Cardiac transplantation is an option for inoperable sarcomas but is not routinely considered because of concern for recurrence and the possibility that immunosuppression may stimulate further tumor growth or a new neoplasia.

The level of evidence for the optimal multimodality management is low because of disease rarity. Therefore, the optimal management for cardiac sarcomas is often extrapolated from soft-tissue sarcoma therapies. So far there is no management protocol or follow-up for these cases, although routine TTE is often recommended every 3 months after surgical resection.

A multimodality treatment, including preoperative and/or postoperative chemotherapy in addition to radiotherapy, was associated with improvement in progression-free survival. Chemotherapy alone was significantly associated with improved survival only in nonoperated patients but not in those with surgical resection. Treatment with first-line chemotherapy for undifferentiated pleomorphic sarcoma has been described with doxorubicin plus ifosfamide, and second-line treatment includes trabectedin-gemcitabine plus docetaxel-pazopanib.

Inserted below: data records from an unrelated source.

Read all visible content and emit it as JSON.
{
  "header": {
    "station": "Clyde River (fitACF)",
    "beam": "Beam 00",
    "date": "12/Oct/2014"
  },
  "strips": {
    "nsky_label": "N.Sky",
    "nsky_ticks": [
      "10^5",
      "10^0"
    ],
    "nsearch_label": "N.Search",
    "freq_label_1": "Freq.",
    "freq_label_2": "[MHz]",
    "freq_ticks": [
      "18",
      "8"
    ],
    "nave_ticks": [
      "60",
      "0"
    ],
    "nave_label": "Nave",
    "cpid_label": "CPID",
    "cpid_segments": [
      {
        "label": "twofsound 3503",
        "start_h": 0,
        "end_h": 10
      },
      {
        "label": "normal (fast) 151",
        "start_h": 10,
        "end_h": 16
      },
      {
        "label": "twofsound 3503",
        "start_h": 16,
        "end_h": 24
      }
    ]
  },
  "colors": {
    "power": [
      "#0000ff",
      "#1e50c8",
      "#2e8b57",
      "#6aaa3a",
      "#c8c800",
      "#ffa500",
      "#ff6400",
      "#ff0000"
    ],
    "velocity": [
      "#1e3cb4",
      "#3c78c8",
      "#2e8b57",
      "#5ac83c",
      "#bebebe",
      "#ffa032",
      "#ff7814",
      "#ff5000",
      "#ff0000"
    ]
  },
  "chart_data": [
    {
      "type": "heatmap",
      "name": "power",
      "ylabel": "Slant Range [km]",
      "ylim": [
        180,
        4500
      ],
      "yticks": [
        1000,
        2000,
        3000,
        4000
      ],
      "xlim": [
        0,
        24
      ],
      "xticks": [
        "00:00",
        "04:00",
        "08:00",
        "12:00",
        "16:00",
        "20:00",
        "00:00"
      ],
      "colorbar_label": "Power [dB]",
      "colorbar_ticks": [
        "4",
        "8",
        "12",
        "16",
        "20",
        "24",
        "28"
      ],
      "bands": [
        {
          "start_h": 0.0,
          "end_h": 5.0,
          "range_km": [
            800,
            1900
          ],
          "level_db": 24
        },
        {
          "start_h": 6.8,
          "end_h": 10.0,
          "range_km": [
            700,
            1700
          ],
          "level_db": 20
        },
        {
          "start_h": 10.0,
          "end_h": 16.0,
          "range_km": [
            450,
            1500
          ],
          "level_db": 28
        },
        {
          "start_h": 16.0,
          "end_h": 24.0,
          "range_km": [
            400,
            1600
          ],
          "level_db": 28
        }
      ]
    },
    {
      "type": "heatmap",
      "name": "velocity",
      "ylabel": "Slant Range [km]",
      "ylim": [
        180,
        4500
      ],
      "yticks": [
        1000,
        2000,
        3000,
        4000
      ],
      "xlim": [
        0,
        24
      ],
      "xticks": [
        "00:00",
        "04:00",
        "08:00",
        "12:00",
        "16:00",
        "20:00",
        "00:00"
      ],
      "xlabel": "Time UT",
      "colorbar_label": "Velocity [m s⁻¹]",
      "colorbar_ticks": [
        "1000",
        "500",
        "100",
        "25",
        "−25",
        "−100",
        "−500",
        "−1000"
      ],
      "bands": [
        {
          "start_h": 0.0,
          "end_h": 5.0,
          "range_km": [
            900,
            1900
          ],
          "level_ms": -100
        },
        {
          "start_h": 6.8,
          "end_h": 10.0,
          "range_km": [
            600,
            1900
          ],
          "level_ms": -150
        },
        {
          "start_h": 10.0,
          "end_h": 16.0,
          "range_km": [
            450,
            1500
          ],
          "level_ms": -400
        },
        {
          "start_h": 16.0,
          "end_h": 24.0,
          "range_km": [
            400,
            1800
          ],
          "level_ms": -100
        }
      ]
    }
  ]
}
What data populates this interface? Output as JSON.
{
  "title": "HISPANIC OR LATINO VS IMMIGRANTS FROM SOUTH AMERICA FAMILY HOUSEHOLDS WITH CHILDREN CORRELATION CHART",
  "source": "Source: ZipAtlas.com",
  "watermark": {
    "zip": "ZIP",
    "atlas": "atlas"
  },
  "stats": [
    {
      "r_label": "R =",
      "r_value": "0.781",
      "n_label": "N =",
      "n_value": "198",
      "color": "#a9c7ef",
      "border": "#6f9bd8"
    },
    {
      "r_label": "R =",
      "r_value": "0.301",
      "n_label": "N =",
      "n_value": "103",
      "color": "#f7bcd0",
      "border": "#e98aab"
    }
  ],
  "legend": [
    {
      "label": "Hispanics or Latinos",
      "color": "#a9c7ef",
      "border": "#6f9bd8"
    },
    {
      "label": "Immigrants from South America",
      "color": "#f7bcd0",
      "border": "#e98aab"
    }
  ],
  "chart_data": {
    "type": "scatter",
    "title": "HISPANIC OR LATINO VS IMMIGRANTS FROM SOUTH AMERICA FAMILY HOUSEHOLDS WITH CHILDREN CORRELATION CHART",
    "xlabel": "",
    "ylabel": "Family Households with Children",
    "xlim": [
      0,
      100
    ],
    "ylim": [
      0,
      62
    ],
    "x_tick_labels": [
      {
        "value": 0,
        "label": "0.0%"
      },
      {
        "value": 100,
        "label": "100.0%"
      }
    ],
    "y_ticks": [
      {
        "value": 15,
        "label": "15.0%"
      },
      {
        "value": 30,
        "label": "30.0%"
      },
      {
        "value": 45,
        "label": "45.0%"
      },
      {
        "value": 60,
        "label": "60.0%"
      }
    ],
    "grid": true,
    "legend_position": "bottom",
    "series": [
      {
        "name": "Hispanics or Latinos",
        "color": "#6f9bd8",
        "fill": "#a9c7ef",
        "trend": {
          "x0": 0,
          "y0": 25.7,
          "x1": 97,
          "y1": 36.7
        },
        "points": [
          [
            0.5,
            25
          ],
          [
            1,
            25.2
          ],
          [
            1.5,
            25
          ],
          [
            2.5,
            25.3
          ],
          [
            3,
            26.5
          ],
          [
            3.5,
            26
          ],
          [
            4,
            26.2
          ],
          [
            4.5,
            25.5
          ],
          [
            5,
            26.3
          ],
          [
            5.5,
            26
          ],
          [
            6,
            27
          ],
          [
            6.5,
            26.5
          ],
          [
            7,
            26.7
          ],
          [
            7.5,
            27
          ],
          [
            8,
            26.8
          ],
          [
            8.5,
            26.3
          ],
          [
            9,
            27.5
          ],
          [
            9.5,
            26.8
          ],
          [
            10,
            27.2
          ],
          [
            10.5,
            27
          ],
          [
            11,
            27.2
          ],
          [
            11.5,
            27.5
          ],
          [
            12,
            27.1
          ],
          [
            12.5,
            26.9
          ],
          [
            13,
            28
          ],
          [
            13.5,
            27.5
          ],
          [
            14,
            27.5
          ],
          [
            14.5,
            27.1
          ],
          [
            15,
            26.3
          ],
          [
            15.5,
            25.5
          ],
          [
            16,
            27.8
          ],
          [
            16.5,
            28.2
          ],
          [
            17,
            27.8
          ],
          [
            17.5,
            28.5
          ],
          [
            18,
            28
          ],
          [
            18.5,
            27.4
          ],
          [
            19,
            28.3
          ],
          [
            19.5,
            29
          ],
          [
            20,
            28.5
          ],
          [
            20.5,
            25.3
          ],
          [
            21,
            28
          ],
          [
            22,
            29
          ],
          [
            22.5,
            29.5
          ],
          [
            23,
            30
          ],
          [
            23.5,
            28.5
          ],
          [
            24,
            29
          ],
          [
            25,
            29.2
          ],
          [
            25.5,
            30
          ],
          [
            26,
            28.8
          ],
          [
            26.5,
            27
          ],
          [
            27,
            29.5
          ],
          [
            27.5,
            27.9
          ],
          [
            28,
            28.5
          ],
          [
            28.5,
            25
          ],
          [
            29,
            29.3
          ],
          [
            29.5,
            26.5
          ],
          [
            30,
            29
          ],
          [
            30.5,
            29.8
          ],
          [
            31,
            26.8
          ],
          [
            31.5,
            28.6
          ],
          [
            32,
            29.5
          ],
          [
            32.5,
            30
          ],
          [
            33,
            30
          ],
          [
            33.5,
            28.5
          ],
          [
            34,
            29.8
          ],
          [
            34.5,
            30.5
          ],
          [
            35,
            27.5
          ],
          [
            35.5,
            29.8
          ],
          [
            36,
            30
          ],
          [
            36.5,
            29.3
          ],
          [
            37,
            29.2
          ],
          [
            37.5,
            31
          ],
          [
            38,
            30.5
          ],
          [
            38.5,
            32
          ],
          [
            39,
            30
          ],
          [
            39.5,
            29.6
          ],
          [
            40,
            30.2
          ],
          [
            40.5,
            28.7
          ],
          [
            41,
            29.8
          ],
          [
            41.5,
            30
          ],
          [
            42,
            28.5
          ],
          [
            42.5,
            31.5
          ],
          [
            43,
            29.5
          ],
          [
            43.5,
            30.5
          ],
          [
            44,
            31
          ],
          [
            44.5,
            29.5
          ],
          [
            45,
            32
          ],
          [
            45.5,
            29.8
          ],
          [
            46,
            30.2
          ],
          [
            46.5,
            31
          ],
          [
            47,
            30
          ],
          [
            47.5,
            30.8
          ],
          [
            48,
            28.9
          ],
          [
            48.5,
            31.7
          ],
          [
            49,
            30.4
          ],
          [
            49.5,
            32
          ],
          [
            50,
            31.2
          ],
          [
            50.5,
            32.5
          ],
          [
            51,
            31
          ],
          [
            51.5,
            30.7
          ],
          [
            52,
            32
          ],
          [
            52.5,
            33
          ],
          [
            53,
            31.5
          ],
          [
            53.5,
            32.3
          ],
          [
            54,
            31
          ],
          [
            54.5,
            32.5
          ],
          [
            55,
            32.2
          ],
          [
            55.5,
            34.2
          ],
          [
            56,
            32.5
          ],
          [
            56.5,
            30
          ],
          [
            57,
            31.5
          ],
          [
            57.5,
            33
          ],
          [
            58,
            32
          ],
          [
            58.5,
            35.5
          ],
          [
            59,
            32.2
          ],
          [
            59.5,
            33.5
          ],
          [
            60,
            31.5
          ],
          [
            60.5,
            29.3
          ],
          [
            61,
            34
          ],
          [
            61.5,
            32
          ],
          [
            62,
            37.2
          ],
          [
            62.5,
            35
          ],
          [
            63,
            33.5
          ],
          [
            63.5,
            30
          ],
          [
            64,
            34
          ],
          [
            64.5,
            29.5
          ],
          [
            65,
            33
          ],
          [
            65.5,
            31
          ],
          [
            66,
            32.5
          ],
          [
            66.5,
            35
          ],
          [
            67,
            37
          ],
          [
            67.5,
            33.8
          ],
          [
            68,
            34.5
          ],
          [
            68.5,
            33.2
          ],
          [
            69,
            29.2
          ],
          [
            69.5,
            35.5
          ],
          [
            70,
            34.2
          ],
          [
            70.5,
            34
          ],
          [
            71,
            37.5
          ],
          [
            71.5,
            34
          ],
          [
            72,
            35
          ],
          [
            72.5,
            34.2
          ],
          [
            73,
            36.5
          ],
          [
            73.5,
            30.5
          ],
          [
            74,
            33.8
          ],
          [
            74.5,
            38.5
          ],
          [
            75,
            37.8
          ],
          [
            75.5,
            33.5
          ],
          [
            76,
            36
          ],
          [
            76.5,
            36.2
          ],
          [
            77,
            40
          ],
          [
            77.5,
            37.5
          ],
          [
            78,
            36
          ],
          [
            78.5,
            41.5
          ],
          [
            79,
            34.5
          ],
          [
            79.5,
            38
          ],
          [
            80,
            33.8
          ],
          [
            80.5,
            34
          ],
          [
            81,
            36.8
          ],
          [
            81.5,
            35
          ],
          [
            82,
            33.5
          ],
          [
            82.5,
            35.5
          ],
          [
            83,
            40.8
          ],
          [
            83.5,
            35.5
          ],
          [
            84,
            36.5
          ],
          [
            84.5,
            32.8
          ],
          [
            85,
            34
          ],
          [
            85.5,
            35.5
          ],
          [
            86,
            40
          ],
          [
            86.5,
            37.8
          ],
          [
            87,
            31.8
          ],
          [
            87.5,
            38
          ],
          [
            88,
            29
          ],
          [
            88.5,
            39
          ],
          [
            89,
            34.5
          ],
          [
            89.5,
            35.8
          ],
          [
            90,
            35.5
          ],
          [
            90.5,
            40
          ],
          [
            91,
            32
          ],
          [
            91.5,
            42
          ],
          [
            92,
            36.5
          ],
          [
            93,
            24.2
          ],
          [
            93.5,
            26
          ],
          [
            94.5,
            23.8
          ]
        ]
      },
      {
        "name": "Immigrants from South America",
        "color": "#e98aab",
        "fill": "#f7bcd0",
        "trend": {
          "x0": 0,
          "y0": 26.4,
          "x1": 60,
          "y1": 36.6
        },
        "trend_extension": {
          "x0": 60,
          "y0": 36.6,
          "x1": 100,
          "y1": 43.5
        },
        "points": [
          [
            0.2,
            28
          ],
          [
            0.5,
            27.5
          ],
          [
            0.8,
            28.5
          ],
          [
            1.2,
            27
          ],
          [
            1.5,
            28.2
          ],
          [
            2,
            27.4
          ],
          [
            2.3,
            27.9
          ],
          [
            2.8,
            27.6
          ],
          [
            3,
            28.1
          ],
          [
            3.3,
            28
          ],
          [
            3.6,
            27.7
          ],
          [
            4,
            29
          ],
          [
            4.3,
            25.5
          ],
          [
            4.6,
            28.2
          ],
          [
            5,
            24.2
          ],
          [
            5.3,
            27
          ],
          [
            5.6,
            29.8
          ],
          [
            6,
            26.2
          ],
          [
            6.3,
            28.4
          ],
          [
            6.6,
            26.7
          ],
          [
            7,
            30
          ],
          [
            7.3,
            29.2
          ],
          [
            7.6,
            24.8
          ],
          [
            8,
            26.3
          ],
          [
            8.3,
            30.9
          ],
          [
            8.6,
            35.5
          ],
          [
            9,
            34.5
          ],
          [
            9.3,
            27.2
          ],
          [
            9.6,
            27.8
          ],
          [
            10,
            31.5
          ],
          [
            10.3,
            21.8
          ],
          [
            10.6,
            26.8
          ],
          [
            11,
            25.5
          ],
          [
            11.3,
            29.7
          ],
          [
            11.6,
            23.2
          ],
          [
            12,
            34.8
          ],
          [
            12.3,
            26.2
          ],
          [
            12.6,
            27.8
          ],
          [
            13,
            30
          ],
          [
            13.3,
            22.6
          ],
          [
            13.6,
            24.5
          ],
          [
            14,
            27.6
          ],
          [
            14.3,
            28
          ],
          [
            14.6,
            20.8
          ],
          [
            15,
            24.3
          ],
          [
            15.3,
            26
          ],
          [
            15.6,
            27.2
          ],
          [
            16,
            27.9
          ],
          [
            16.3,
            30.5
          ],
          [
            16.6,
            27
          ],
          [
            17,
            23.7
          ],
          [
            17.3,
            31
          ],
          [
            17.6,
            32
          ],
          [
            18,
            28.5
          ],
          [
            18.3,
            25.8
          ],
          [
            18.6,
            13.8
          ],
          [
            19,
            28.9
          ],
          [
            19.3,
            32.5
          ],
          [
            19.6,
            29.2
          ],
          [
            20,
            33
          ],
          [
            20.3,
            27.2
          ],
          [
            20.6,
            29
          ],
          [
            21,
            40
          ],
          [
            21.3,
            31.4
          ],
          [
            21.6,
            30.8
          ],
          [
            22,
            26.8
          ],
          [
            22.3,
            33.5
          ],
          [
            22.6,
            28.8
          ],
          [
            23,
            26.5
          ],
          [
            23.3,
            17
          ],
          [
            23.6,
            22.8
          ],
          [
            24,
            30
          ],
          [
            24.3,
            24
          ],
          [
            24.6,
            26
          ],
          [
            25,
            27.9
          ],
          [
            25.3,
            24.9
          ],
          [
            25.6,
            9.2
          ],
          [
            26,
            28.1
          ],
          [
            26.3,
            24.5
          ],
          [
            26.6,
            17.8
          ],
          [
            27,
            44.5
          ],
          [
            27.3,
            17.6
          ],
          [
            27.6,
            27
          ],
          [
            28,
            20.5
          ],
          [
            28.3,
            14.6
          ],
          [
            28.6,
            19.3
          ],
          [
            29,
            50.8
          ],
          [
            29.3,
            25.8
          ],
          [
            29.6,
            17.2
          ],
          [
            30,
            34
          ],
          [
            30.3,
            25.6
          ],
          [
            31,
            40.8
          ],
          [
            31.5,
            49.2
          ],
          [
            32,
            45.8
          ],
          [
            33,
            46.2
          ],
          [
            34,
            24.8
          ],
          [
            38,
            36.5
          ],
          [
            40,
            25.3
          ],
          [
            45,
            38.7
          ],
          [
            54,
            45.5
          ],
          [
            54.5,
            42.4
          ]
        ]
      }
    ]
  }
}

The median survival rate, as reported in previous studies, ranged from 6 to 16 months.

Conclusion

Primary malignant cardiac tumors are an uncommon and usually fatal pathology. This case is the first one published from Latin America. Its nonspecific clinical presentation and diagnosis in advanced stages of the disease are responsible for its very poor prognosis and high recurrence rate, as seen in our patient. The most commonly described symptom is dyspnea, and the most frequent finding on TTE is a mass at the level of the atria, although the tumor may have a different primary location, which may explain other symptoms, such as heart failure and atrioventricular block during presentation. The initial treatment is complete surgical resection, and adjuvant chemotherapy and radiotherapy are often palliative therapeutic options, given that survival after diagnosis is ≤1 year.